Galatasaray'ın, trabzonspor'u eze eze yenerek kazandığı maç olmuştur. Maçı özeti; Cassio Lincoln kırmızı kart görmeseydi eğer çok daha farklı bir skor ile bitecekti.
maç adına güzel olanlar:
-Tribünlerin hep birlikte harika şeyler yapmış olması.
-Harry Kewell, Cassio Lincoln, Milan Baros ve Arda Turan dörtlüsünün bir arada olması.
-Cassio Lincoln'ün yükselen performansını devam ettirmesi.
-Cassio Lincoln'ün Gol atması.
-cassio lincoln'ün gol sonrası yaptığı sempatik dans show.*
-Arda Turan'ın attığı harika gol ve gösterdiği süper performans.
-Aydın yılmaz'ın oyuna sonradan girmesine rağmen gösterdiği harika performans.
-Galatasaray'ın artık takım olma yolunda ilerlediği ve diğer maçlara oranla daha iyi bir takım oyunu oynaması.
-Galatasaray'ın attığı golden fazla gol pozisyona girmesi.
-Uzun zaman sonra izleyenler "sıkıntısız" ve "rahat" bir maç izlemiştir.
maç adına kötü olanlar:
-galatasaray'ın kazanmasına rağmen Hakemin saçmalamaları.. Bütün haklarını trabzonspor'dan yana kullanması ve galatasaraylı futbolculara çok rahat ve ucuz sarı kartlar göstermesi..
-Ayhan akman'ın özellikle ilk yarıda oynadığı futbol..
-Ayhan akman'ın rakip takıma kaptırdığı toplar..
-Sinirlenen trabzonspor futbolcuların sonradan fazla sert oynaması.
-Cassio lincoln'ün disiplinsiz şekilde kırmızı kart görmesi..
sonuç olarak; galatasaray yine bilindik özelliğini göstermiş ve kritik zamanlarda kritik bir maç kazanmıştır. Takımın kendisine olan güveni tam olarak yerine gelmiştir..
edit: bu kanıya varmamın sebebi: lige verilecek aradan dolayı galatasaray'ın sakatlarının iyileşmesi ve trabzonspor'da defansif zaafiyetlerin baş göstermesidir.
beşiktaşlı ve fenerbahçeli dostların sonucuna sevinmesi gereken maçtır. öyle ki galatasaray gibi değerli bir rakibe sahip olduklarını biraz olsun ayırt etmişlerdir bu skorla. trabzonspor gibi güçlü bir rakip karşısında hem de 3-0 kazanmak kolay iş değildir. trabzonspor ile golsüz berabere kalan ve kocaelispor karşısında zor anlar yaşayanların takdir etmesini beklemek de zor iştir bu ülkede.
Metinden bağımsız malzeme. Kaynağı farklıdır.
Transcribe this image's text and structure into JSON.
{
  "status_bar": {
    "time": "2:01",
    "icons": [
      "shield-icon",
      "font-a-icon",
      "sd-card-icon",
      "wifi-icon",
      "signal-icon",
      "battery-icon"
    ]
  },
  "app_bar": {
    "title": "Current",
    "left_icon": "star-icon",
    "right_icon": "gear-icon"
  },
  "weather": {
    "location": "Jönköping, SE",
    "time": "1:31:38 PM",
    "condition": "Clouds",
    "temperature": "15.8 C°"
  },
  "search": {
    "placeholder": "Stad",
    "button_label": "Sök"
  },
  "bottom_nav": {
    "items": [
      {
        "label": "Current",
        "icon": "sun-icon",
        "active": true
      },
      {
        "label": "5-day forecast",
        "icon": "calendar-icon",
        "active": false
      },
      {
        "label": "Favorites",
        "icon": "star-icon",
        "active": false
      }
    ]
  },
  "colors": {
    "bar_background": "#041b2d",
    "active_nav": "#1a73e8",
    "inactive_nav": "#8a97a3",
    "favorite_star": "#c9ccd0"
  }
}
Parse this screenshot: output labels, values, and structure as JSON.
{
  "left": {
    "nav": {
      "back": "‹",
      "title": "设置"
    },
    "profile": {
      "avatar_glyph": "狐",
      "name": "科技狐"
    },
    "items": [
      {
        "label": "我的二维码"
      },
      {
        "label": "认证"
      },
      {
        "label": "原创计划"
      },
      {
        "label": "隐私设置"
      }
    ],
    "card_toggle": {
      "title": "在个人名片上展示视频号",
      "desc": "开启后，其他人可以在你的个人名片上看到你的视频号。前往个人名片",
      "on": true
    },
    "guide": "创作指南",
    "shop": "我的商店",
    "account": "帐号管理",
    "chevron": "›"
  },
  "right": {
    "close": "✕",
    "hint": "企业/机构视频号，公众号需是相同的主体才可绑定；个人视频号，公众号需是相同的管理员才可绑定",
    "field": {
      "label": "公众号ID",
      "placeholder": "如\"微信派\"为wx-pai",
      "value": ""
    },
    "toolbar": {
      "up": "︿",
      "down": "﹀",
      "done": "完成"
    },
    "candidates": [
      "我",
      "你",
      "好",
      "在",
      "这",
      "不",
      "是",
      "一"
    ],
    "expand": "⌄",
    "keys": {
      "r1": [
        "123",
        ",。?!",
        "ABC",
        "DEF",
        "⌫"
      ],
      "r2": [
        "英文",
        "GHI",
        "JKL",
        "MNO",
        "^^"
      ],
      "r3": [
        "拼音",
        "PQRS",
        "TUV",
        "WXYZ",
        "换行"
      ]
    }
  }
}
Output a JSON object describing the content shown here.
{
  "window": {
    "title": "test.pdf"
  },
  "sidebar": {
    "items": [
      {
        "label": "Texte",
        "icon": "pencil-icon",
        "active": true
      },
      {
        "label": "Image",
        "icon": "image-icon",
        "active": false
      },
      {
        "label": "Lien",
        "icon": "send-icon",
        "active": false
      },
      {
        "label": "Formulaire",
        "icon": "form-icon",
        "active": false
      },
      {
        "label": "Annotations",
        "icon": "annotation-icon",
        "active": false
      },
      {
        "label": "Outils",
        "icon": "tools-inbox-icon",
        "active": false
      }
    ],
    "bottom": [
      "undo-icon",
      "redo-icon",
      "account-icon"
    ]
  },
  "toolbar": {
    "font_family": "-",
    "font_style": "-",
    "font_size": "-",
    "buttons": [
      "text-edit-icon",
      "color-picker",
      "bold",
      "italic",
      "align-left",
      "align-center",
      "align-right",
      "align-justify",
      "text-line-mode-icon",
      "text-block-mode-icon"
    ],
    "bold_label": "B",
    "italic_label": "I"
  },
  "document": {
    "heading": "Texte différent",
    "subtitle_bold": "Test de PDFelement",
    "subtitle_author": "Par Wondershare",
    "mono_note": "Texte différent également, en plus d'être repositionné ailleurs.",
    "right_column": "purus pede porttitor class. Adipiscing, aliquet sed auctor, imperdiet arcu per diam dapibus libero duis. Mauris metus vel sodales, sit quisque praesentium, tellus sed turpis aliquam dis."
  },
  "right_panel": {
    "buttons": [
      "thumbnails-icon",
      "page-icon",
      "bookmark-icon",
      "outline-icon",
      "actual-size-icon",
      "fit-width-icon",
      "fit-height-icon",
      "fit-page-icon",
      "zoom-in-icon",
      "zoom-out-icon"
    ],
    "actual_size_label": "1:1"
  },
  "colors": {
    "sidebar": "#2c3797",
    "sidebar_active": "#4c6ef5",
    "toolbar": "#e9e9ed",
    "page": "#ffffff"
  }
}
servet' in golüne gelince... anelka gibi göstere göstere elle atmamıştır, top eline çarpmıştır. aradaki farkın ayırt edilmesi umuduyla, güzel dostlara selam, yola devam.
edit: benim problemim fenerbahçelilerle de değil beşiktaşlılarla da. sadece futbolun ve skorun hakkını vermeyen, belli bir yaşa geldiği halde fanatizmden çıkamayan insanlarla...
bu arada sezon başından beri oynadığı futbol ve attığı şık gollerle futbolseverleri sevindiren beşiktaş ve taraftarını tebrik ediyorum, onlarla asla problemim olmaz.
not: aylardır son kötü oylanan entrylerime bakmıyorum, inansanız da inanmasanız da umrumda değil, sadece çok sevdiğim beşiktaşlı ve fenerbahçeli dostları ayırmak ve gözlerinden öpmek istedim. *
ayrıca bu maçın öncesinde "bitsin bu kavga bu nefret" şeklindeki düşüncelerimiz sebebiyle aramızda rahat rahat dolaşıp da, stada girince birden değişen, o da yetmeyip maçtan sonra metrobüs durağında aralarında küçük çocukların ve bayanların olduğu gruba saldıran annesi babası belli olmayan trabzonspor taraftarlarinin da annelerine selam ederim.
şimdi ana bacı yapma diyeceksiniz ama hak ediyor pezevenkler. belki onlardan bir ikisini tanıyan vardır bu sözlükte gidip haber verirler bak seni yazmışlar diye, onlar da çıldırır, tıpkı 3 golü içlerine alınca çıldırdıkları gibi.